A very peculiar rally
Posted by Charles II on March 11, 2008
The official news is that stock market rally was triggered by the announcement by the Federal Reserve that it would effectively socialize the costs of the mortgage crisis by swapping Treasuries for AAA securities, very few of which not meet investment grade standards, by the way.
But I am not sure that events bear out this simplistic interpretation.
It’s true that the Fed made the announcement early this morning (at 7AM Eastern, I think) and markets immediately surged. However, Japan and Hong Kong closed higher last night. Nikkei Net Interactive said the rebound [on the Nikkei], which many saw as driven mostly by short-covering, was weak” (emphasis added). The European markets show a spike upward near noon their time. That rally was gradual. The DAX (Germany) and FTSE (UK) spiked upward in early morning, then the rally decayed.
So, a worldwide rally was already well underway when the Fed acted.
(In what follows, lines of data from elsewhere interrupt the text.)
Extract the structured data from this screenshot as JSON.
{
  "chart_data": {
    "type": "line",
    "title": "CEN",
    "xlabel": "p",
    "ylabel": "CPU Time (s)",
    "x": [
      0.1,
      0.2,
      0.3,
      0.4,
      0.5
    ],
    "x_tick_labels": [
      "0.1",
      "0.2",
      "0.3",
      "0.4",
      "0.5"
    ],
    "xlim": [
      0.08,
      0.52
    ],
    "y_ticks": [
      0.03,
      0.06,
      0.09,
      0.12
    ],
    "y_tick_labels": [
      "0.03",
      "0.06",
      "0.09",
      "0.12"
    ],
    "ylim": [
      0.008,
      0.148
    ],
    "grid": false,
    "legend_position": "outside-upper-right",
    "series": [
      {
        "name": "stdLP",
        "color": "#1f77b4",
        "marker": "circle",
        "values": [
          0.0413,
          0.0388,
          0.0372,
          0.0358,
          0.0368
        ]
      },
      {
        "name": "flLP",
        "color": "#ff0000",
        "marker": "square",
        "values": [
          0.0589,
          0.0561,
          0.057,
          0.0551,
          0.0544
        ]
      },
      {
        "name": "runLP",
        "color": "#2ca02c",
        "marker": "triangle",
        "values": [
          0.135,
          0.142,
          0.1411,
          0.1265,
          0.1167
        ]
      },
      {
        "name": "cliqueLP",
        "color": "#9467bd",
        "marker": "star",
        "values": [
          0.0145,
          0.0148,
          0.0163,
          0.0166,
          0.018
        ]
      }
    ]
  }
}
Perhaps news leaked, allowing financial institutions to profit ahead of the move, or the Fed chose the timing knowing that the shorts would be under maximal pressure. Or maybe they got lucky.
In any event, this was a very, very large rally– about 3.5%– for the US market. And, because so many traders rely on technical indicators, it will probably feed on itself… for a while.
Nothing, however, has fundamentally changed. The Fed has given a few billion to the banks– not $200B, one must hasten to add, but a fraction of that. Nowhere near enough to solve the crisis.






Michael said
Is it really a matter of whether, or when?
Phoenix Woman said
I suspect that a lot of it was crooked money men celebrating the likely downfall of the Sheriff of Wall Street, Eliot Spitzer.